Fin 2009, JP Morgan modifie son rapport sur la VaR est montre le sigle ‘CIO’

En bas de page 74, la firme décrit le protocole d’analyse de mesure et de consommation de la VaR [Value at Risk] : « Afin d’évaluer la solidité de son modèle de VaR, la firme mène chaque jour des tests de vérification a posteriori de la VaR relativement aux revenus extraits de ces risques, qui sont conduits comme suit : changement en revenu de transaction principale (communément appelé mark-to-market) pour l’IB et le Corporate Risk Management (essentiellement le portefeuille « synthétique-corrélation » du CIO)…, et revenu issu des intérêts perçus pour IB-RFS- Corporate Risk Management… ». Un graphique montre comment la VaR fut utilisée en précisant les journées de pertes, les journées de profits et toutes sortes de statistiques associées. Le commentaire sur la VaR se poursuit. La conclusion de l’analyse de VaR pointe enfin ses objectifs clefs : le coût immédiat pour la banque si sa solvabilité était un tant soit peu remise en question, la procédure corollaire à celle de la VaR qui scrute les scénarios catastrophes et qui est pilotée en direct par la haute direction ; l’impact sur la profitabilité de la banque qui est lui sous le contrôle de la trésorerie de la banque au quotidien.
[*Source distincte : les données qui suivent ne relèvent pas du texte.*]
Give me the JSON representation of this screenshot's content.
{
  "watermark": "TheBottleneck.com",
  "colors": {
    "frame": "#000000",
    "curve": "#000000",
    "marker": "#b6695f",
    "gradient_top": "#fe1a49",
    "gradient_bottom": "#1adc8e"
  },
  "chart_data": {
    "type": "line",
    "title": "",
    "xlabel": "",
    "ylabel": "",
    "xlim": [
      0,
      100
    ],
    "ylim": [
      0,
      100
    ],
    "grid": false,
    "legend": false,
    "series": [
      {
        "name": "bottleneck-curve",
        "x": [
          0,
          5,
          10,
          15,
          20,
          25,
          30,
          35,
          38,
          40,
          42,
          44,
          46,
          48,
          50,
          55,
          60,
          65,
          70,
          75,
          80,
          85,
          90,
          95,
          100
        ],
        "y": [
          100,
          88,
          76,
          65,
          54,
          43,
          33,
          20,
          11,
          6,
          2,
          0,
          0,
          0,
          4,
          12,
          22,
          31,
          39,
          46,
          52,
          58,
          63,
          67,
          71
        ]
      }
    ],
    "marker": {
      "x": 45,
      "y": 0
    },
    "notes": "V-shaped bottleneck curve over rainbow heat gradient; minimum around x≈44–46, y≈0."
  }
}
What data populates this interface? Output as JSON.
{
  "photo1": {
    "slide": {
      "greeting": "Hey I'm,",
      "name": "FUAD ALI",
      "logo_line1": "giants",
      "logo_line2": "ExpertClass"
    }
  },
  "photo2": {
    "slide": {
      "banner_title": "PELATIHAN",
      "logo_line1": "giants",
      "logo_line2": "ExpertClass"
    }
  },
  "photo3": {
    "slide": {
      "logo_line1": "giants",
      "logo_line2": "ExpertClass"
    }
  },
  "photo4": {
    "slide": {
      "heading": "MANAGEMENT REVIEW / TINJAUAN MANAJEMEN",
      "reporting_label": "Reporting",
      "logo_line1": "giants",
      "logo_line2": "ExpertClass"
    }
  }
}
Les régulateurs veillent au grain : d’où vient cette diversification autour de « Corporate Risk Management » ? $154 millions de réduction de la VaR qui viennent d’un effet de « corrélation » pas très explicite et qui limitent la VaR totale de la firme à $288 millions… Cela fait un bon tiers de réduction tout de même. Au passage, les régulateurs ici doivent s’assurer de la « solidité » du suivi de la VaR au jour le jour qui ne peut se faire « solidement » que si très exactement les MÊMES prix de mark-to-market sont employés à l’IB et au CIO.

C’est le B-A-BA. Sinon, cette analyse n’est qu’une perte de temps sans aucune fiabilité. Par conséquent, toute différence de prix ayant existé potentiellement la veille entre le CIO et l’IB est repérée et ajustée lors de cette vérification faite a posteriori là pour la VaR. Comme il fut décrit dans les épisodes précédents, ce fut le département du contrôle de la VaR fin 2006 qui demanda au CIO de prendre des prix distincts de ceux de l’IB. Il n’y eut donc jamais le moindre danger que ces différences fussent inconnues. Pourquoi d’ailleurs devait-il y avoir un danger au départ alors que la banque finalisait son mark-to-market chaque jour ? Dans le feu de l’affaire Madoff, ce danger là de différences de prix inconnues était plus exclu que jamais. Une chose est sûre : les autorités regardent la question de très près. La banque doit changer la manière dont elle décrit le rôle joué par « Corporate Risk Management » entre le 3ème et le quatrième trimestre 2009 : désormais la banque dira « Chief Investment Office (‘CIO’) » VaR. Le sigle ‘CIO’ apparait désormais souvent aux côté de l’IB pour les calculs, analyses et projections issues de la VaR. Mais le portefeuille « synthétique » de « corrélation » reste toujours dans l’ombre. Pourquoi les régulateurs n’ont-ils pas demandé la pleine clarté ici ? Comment diable seraient-il passés à côté de l’éléphant, scrutant tout dans le magasin de porcelaine même, sans le voir ? C’est peut-être un secret qu’il faut bien garder, tout simplement…

(à suivre …)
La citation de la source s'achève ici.